When Sam and Justin were hugging, Sam could smell Justin’s cologne. It gave her that feeling inside. It was a feeling that she hadn’t gotten inside for years. Now, she felt it again. She was scared. She didn’t want that feeling. That feeling caused her an immense amount of pain; physical and emotional.

“Dude. What are you wearing? It smells good. . .”
“Well, even though I know you were trying to rape my shitty fro, and I’m now officially frightened, I’m wearing ‘Pleasures’.”
“For men?”
“No, ‘Pleasures’ for women,” Justin responded sarcastically.
“Gee Justin. . . I didn’t know your boat floated on that river. . . “
“You need help. . .”
“OK. Sure. Well, now that my new name is bitch, I can finally call you my name that I’ve had for you for the past year or so. . .”
“What’s my name. . .?” Justin asked, almost scared to find out.
“Bitch boy.”
“What?! That’s weak. You bit off mine!”
“Look, Elmo, take it easy. First: I had ‘bitch boy’ even before I met your bitch boy ass, K? Second: Would you rather prefer something along the lines of ‘man-whore’?”
“Wait. . . Where’d Elmo come from? Isn’t that Joey?”
“Yea, so? I mean sure, Joey used to have the red hair, he sounds kinda like Elmo, he looks cuddly like Elmo, but when I look at you and think ‘Elmo’, it clicks.”
“Ummm. . . . . Okaaaaay. . . . “
“I’m weird, I know and I don’t care.”
“You don’t care at all?”
“No, and you shouldn’t care either.”
“What makes you think that I do care?”
“How you’re always changing your hair and style. . .”
“What?! I change myself because change is good.”
“No, you change yourself because you’re insecure that if, God forbid, you stay with a certain style for too long, people might stop liking you.”
“That’s not true. . .”
“Yes, it is.”
“No, it’s not.”
“Yes, it is.”
“No.”
“Yes.”
“No.”
“Yes.”
“No.”
“No.”
“Yes. Wait! You tricked me, Bitch!”
“No, you fell for it. That means that it’s true.” “Prove it. . . . .”
“You said that you have a shitty fro. . .”
“So?”
“I happen to like your hair. Even more when it’s au natural.”
“And by that you mean. . . . . . ?”
“I mean I like your fro when it’s all big and poofy. Ya know? Like the ‘I just got outta bed’ look?”
“Ohhhh. . . . Yeah, Britney said that she didn’t like that, so I had to cut it.”
“So, Britney didn’t like it?”
“Yea.”
“I’m sorry. . . “
“For what?”
“For bothering you. I won’t talk to you for the rest of the flight.”

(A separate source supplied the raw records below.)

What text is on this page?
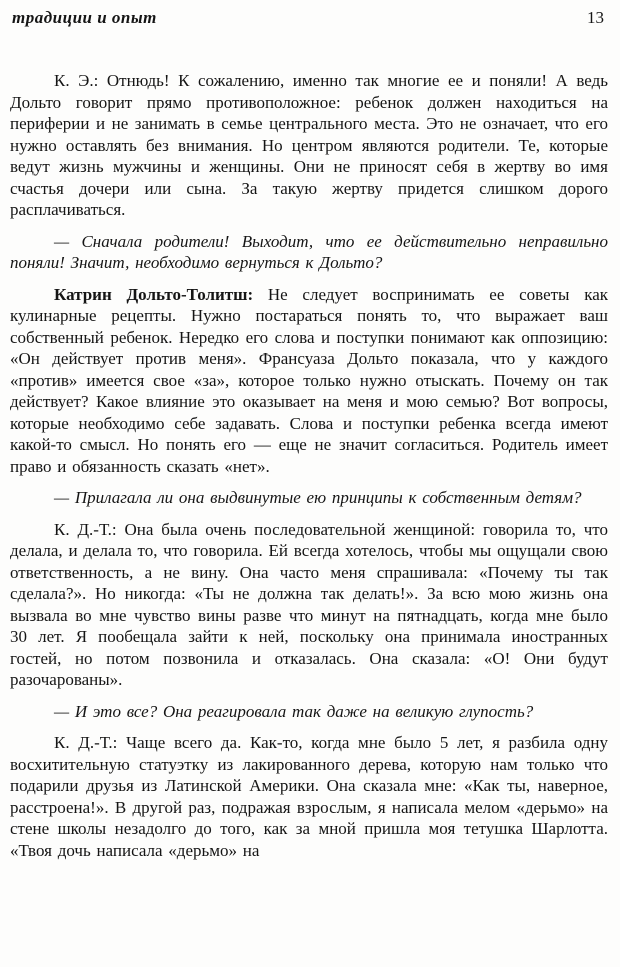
традиции и опыт	13

К. Э.: Отнюдь! К сожалению, именно так многие ее и поняли! А ведь Дольто говорит прямо противоположное: ребенок должен находиться на периферии и не занимать в семье центрального места. Это не означает, что его нужно оставлять без внимания. Но центром являются родители. Те, которые ведут жизнь мужчины и женщины. Они не приносят себя в жертву во имя счастья дочери или сына. За такую жертву придется слишком дорого расплачиваться.

— Сначала родители! Выходит, что ее действительно неправильно поняли! Значит, необходимо вернуться к Дольто?

Катрин Дольто-Толитш: Не следует воспринимать ее советы как кулинарные рецепты. Нужно постараться понять то, что выражает ваш собственный ребенок. Нередко его слова и поступки понимают как оппозицию: «Он действует против меня». Франсуаза Дольто показала, что у каждого «против» имеется свое «за», которое только нужно отыскать. Почему он так действует? Какое влияние это оказывает на меня и мою семью? Вот вопросы, которые необходимо себе задавать. Слова и поступки ребенка всегда имеют какой-то смысл. Но понять его — еще не значит согласиться. Родитель имеет право и обязанность сказать «нет».

— Прилагала ли она выдвинутые ею принципы к собственным детям?

К. Д.-Т.: Она была очень последовательной женщиной: говорила то, что делала, и делала то, что говорила. Ей всегда хотелось, чтобы мы ощущали свою ответственность, а не вину. Она часто меня спрашивала: «Почему ты так сделала?». Но никогда: «Ты не должна так делать!». За всю мою жизнь она вызвала во мне чувство вины разве что минут на пятнадцать, когда мне было 30 лет. Я пообещала зайти к ней, поскольку она принимала иностранных гостей, но потом позвонила и отказалась. Она сказала: «О! Они будут разочарованы».

— И это все? Она реагировала так даже на великую глупость?

К. Д.-Т.: Чаще всего да. Как-то, когда мне было 5 лет, я разбила одну восхитительную статуэтку из лакированного дерева, которую нам только что подарили друзья из Латинской Америки. Она сказала мне: «Как ты, наверное, расстроена!». В другой раз, подражая взрослым, я написала мелом «дерьмо» на стене школы незадолго до того, как за мной пришла моя тетушка Шарлотта. «Твоя дочь написала «дерьмо» на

“What?! Why?! I like your company.”
“So now you like my company, huh?”
“Yeah. Why would you wanna leave me alone, anyway?”
“Cuz, I guess if you love someone enough, you’ll actually chop off your hair. That’s what you would do for someone you love.” “Wanna hear the truth?”
“What?”
“I was gonna get my hair cut anyway, so when she told me to, it looked like I loved her so much that I would actually cut my infamous fro for her.”
“Really?”
“Yea. . . “
“Cool. . .”
“I’ll grow it out for you if you want. . . “
“Why would you do that for me ?”
“I dunno. . . Cuz I feel like it.”
“But you don’t even know my name. . . “
“Wait. . .You’re right. . . What’s your name?”
“Haha. . . Samantha, but just call me Sam.”
“OK. Now I can grow out my fro for you.”
“Really?!”
“Yea. Why are you so happy? Are you a fan?”
“Well, of your music, and plus I see you guys everywhere so I like to see you at least good-looking.”
“Are you not a fan of us?”
“Well, I don’t really know the others. So, I don’t know.”